La vraie vie

Roman d’Adeline Dieudonné.

La jeune narratrice vit dans une maison hideuse avec ses parents et son petit frère. Le père est un chasseur violent et cruel. « Son goût pour l’anéantissement allait m’obliger à me construire en silence, sur la pointe des pieds. » (p 71) La mère est à peine plus vivante qu’un organisme unicellulaire. « Ma mère avait le regard d’une vache à qui on aurait expliqué le principe d’indétermination de Heisenberg. » (p. 68) Heureusement, les enfants s’aiment et se soutiennent, et le rituel du marchand de glace fait entrer un peu de magie dans leur quotidien. Jusqu’au drame qui transforme le petit garçon en une bête assoiffée de sang et de douleur. La narratrice sait qu’elle doit tout tenter pour sauver son frère. « Alors j’ai décidé que moi aussi j’allais inventer une machine et que je voyagerais dans le temps et que je remettrais de l’ordre dans tout ça. » (p. 26) La jeune fille se passionne pour la physique quantique, mais sait qu’elle doit avancer avec prudence pour ne pas perdre définitivement son frère, ni déchaîner la fureur de leur père. Les années passent et elle ne lâche pas son plan, en dépit des difficultés et des pièges que lui tend la vie. Cependant, quand on est sur la mauvaise branche de sa vie, peut-on tout se permettre au motif que l’on pourra tout effacer en revenant en arrière ?

Voilà un premier roman qui mérite largement tous les prix et éloges qu’il reçoit ! C’est vif, dynamique, très bien écrit et parfaitement construit.
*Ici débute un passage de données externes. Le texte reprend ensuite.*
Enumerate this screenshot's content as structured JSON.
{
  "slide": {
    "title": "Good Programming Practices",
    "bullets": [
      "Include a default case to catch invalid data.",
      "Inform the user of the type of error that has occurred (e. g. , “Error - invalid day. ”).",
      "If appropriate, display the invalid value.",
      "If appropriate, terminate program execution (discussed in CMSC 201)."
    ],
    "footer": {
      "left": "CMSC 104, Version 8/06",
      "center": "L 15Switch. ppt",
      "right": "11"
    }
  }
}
L’héroïne n’est pas invincible, mais elle est indestructible, avec un espoir fou chevillé au corps. Cette histoire de famille tyrannisée par une brute domestique pourrait être banale et fade, mais elle est lumineuse et inoubliable. Tout comme la plume de l’autrice et son talent pour les analogies. « J’aimais la nature et sa parfaite indifférence. Sa façon d’appliquer son plan précis de survie et de reproduction, quoi qu’il puisse se passer chez moi. Mon père démolissait ma mère et les oiseaux s’en foutaient. Je trouvais ça réconfortant. Ils continuaient de gazouiller. » (p. 60 & 61) Et je rassure ceux qui auraient des craintes : ce n’est pas un roman de science-fiction. À moins que…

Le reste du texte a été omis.